# Dempsey State fishing access



## Wyattbanks13 (Feb 1, 2015)

Anyone ever fish Dempsey in the bay? Was curious if it would hold panfish


----------



## island troller (Nov 14, 2007)

Never tried it but I have my doubts on any good pan fish. Its shallow, muddy and no weeds. Just my opinion.


----------



## CleoSpooner (Jan 11, 2009)

There is not enough water inside . You can barely get a boat out of there.
I have fished on the outside in varies places between there and Johnson's Island twice and never had a bump. I've seen others try it too with the same results.
I can tell you I was at the coal dock about a week ago. I marked a ton of fish and caught nothing. Still want to go back.


----------



## Wyattbanks13 (Feb 1, 2015)

We kill the catfish there on soft water and caught a few perch too. But I think this weekend we're gonna go to bay bridge. And see what we can't catch


----------



## CleoSpooner (Jan 11, 2009)

I think you're wasting your time at the bridge ! Even the Gal at Bay View says she's nothing hear any good stories.
Goo to the coal dock . Go out to the green can across from the steel wall.

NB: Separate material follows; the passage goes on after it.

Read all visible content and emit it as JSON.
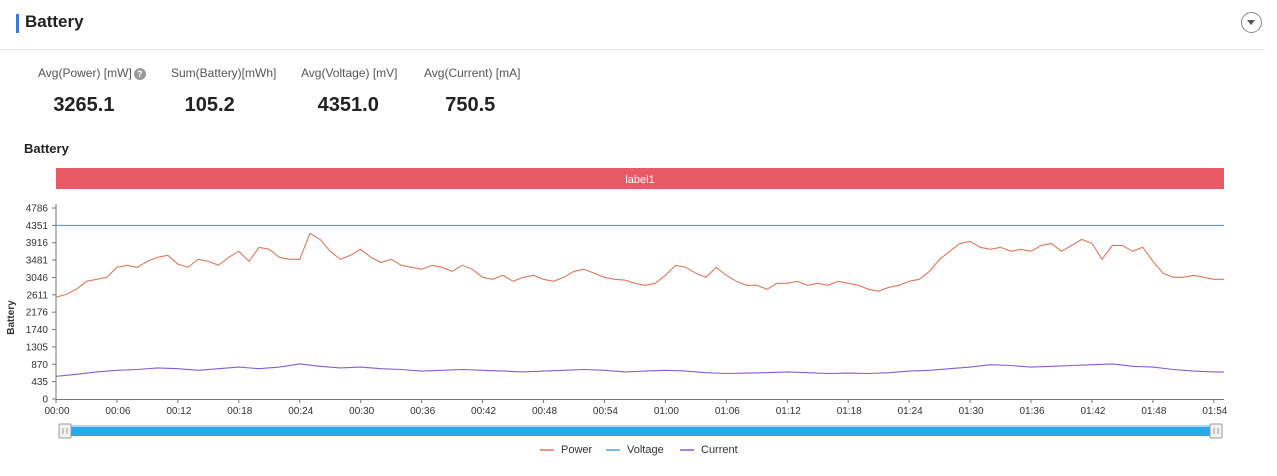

Move up and down the drop till you find biters. That was my problem, I didn't move. I was in a mood after spending 2 hours changing a flat tire.


----------



## tdl9092 (Jan 11, 2015)

was that you way out there this past weekend? i was in the new marina beside the chesapeake building and saw a shanty but didnt venture out to see how it was.


----------



## laynhardwood (Dec 27, 2009)

Last time I fished off of Shelby street I put a camera in and it was nothing but shad on top of shad I never even saw another fish species I moved all over the place it was nothing but shad


----------



## mmeyer1977 (Jul 15, 2012)

Friend of mine swears that he catches perch in the middle bowl through the ice. I have tried a couple times with him in years past with little success. The best I've done was about a dozen on 1 trip. The shad are definitely all over the place in that area of the bay.


----------



## CleoSpooner (Jan 11, 2009)

tdl9092 said:


> was that you way out there this past weekend? i was in the new marina beside the chesapeake building and saw a shanty but didnt venture out to see how it was.


 I'm not sure where that is, but if you were in any of the marinas to the east of old Sandusky Boat you couldn't have seen me. The island would have blocked your view.
I'm not talking about the green can on out IN the bay. The one I'm talking about it just about on the west tip of the island. We've had a field day there in the past. ! AND I've also seen the wind change direction and shut them right off.
I love it there cuz it's usually peaceful, deep, and you don't have to worry about falling in a spring.


----------



## tdl9092 (Jan 11, 2015)

were you out there last week?


----------